Paper No. 21-7
Presentation Time: 10:20 AM
MINERAL PARAGENESIS OF THE COLES HILL URANIUM DEPOSIT, PITTSYLVANIA COUNTY, VA
The Coles Hill uranium deposit is hosted in the Ordovician Leatherwood Granite (granodiorite) and Silurian Rich Acres Formation (gabbro), both part of the informal Martinsville igneous complex. Uranium enrichment within the deposit area is spatially associated with sodium metasomatized rocks in which original feldspars were altered to albite. Iron released during albitization produced red ferric oxide staining. Uranium silicates are found 1) with calcite intercalated in sheets of biotite and chlorite 2) replacing or on the surface of paragenetically early, possibly primary, accessory sulfide minerals (pyrite, jordisite, chalcopyrite, sphalerite, and cobaltite), 3) on the surface of zircon, 4) within titanium oxide that likely formed from titanite, and 5) between crystals of apatite that is zoned with varying uranium contents (3,000 to 4,000 ppm uranium determined by microprobe).
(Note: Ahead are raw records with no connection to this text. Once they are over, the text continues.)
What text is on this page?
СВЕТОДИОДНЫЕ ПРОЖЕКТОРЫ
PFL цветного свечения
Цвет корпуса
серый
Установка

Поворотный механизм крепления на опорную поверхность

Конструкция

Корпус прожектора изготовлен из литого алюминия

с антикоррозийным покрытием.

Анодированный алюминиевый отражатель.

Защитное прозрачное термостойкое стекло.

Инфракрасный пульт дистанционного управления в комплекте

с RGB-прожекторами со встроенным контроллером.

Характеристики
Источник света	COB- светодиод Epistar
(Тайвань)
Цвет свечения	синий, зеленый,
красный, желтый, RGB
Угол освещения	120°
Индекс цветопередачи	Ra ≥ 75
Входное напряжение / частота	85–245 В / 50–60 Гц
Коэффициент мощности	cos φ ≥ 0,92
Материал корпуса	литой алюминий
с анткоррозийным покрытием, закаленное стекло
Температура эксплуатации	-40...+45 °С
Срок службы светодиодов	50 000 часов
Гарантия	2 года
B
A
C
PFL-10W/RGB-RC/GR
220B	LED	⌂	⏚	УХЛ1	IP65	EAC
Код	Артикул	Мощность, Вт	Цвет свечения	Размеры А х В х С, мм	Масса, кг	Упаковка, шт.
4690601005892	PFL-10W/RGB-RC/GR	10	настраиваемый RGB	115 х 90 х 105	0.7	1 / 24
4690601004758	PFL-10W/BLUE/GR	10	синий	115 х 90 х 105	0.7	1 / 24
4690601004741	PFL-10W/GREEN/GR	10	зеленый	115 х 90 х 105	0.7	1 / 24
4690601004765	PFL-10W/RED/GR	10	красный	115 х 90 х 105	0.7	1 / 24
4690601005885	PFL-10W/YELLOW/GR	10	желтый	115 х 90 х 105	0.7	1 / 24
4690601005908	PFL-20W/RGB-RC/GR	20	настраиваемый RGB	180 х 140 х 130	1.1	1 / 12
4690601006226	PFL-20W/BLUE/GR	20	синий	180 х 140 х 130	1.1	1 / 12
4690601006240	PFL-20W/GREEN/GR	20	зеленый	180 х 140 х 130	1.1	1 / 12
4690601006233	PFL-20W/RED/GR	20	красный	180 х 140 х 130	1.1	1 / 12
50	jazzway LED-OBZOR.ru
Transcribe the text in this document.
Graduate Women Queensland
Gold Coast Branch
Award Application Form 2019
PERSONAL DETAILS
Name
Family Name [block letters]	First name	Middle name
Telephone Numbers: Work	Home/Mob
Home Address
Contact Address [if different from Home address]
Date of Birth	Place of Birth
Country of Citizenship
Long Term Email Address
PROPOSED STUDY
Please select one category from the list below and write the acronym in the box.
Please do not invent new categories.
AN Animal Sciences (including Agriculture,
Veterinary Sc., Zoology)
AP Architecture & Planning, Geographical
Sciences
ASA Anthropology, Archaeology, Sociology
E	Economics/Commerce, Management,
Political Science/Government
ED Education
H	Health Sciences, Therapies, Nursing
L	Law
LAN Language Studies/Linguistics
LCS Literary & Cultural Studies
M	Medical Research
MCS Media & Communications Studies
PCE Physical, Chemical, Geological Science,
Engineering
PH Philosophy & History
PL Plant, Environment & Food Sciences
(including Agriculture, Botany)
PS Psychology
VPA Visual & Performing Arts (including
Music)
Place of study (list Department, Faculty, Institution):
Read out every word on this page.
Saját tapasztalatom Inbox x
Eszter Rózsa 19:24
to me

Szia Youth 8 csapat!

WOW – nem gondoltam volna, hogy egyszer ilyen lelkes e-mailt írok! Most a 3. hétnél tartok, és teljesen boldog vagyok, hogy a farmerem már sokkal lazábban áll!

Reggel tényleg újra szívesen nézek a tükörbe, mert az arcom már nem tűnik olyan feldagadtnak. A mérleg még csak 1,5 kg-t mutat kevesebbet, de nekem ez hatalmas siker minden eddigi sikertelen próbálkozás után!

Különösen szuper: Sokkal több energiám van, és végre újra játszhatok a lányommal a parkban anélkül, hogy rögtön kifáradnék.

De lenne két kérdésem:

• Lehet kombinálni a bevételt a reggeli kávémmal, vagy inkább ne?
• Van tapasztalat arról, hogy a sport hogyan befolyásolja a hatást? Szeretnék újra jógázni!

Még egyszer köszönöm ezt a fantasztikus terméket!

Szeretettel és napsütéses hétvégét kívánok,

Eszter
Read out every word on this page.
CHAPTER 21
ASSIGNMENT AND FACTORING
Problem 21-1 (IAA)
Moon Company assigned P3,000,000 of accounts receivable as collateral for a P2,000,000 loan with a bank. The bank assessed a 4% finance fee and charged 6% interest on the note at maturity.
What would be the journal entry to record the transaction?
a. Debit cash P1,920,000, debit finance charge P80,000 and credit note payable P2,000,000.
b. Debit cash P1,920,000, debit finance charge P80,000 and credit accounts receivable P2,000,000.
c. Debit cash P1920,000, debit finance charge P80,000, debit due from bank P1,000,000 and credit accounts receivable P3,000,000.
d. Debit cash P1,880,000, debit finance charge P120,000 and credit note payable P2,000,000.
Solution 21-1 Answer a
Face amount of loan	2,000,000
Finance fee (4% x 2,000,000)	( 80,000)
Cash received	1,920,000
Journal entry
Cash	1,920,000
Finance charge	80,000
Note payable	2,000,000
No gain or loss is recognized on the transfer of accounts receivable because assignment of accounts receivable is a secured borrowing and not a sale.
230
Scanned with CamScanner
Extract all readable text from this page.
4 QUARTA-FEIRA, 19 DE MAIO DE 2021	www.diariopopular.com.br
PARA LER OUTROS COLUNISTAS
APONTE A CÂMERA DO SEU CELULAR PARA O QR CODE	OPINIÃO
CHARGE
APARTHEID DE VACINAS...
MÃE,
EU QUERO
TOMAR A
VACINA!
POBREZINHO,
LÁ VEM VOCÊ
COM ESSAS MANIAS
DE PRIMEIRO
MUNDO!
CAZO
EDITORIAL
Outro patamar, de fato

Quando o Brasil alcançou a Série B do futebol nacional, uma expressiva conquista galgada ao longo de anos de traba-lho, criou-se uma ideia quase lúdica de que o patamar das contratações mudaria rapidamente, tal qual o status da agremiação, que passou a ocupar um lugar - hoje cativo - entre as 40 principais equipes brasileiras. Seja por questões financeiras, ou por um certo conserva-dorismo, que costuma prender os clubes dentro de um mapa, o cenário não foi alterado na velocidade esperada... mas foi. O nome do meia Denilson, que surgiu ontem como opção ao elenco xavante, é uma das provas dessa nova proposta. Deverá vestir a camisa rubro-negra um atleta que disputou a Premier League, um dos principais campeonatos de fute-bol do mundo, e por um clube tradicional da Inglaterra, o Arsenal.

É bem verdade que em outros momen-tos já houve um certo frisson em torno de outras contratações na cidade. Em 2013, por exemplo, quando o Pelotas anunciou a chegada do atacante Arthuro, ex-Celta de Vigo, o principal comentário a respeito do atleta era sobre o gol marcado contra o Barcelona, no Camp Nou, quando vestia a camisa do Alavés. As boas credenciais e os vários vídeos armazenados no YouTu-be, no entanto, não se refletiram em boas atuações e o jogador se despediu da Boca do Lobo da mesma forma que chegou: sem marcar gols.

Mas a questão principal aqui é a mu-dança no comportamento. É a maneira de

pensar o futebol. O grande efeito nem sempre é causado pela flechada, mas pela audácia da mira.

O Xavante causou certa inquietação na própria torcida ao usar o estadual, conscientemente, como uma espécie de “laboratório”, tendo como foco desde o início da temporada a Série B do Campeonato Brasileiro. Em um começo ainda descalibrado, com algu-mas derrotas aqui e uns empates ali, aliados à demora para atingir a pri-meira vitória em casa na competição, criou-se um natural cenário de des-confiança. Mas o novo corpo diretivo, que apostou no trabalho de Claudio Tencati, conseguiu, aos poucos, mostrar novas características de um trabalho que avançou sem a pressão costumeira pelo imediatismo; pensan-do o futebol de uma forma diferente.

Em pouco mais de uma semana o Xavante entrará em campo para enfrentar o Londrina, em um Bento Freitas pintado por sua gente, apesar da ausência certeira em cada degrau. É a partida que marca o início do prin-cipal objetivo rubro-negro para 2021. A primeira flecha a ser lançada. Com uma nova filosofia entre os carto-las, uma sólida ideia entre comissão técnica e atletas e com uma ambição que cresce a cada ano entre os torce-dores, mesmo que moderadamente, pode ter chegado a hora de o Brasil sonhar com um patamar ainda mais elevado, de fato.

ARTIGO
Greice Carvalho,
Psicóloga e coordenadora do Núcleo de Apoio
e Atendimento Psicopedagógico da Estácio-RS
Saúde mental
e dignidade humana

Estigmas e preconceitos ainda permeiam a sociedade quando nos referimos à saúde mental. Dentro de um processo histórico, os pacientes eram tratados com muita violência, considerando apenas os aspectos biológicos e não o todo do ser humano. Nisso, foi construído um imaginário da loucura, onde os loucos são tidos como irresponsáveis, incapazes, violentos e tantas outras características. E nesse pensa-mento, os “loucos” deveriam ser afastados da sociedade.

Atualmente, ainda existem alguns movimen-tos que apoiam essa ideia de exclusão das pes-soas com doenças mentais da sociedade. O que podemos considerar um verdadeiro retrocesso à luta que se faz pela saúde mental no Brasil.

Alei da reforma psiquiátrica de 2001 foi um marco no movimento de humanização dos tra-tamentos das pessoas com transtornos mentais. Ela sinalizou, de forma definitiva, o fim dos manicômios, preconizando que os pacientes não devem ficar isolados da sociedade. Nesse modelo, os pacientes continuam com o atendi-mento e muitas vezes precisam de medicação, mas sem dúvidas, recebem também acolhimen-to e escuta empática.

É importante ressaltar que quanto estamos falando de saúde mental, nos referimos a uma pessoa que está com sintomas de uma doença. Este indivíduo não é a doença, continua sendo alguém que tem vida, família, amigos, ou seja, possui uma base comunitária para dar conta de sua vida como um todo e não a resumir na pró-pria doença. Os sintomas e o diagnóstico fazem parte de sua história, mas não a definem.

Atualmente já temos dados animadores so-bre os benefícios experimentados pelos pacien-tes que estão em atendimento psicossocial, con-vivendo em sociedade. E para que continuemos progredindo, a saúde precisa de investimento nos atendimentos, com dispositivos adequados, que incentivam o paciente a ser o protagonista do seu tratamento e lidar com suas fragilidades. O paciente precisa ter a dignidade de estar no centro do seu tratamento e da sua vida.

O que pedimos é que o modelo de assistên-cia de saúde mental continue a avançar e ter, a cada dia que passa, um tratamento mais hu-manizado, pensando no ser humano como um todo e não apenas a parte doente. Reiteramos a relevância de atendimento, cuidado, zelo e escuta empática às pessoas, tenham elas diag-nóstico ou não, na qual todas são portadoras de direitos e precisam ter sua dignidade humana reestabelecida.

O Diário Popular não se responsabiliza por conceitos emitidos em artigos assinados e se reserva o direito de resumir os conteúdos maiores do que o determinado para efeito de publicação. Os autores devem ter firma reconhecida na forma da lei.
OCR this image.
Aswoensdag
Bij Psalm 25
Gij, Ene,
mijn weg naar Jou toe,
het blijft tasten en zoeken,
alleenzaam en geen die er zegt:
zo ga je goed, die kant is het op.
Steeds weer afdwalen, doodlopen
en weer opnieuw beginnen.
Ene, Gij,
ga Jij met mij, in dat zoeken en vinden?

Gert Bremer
The paragenesis of the uranium and associated minerals is difficult to resolve because of the complex alteration history of these rocks. Early-formed uranium-bearing minerals identified by SEM-EDS include uranothorite, uraninite, and uranium silicates of indefinite mineralogy. Additional uranium-enrichment was noted in other early formed phases including fluorapatite, titanite, zircon, and monazite. Biotite is altered to chlorite, but multiple episodes of chloritization are indicated, and thus the relative timing is uncertain. Later-formed uranium minerals are coffinite, brannerite, and an unknown uranium silicate that contains variable amounts of Th, Fe, Zr, Y, P, and Ca. In some areas, uranium in early-formed silicates is clearly distributed across tens to hundreds of micrometers and redeposited as secondary uranium silicates that are intimately associated with paragenetically later minerals. Distinct phases of quartz, chlorite, smectite, pyrite, potassium feldspar, and calcite post-date all uranium minerals. These latest phases are associated with etching and dissolution of coffinite. Galena is spatially associated with uranium minerals leading to the conclusion that contained lead is likely radiogenic in origin.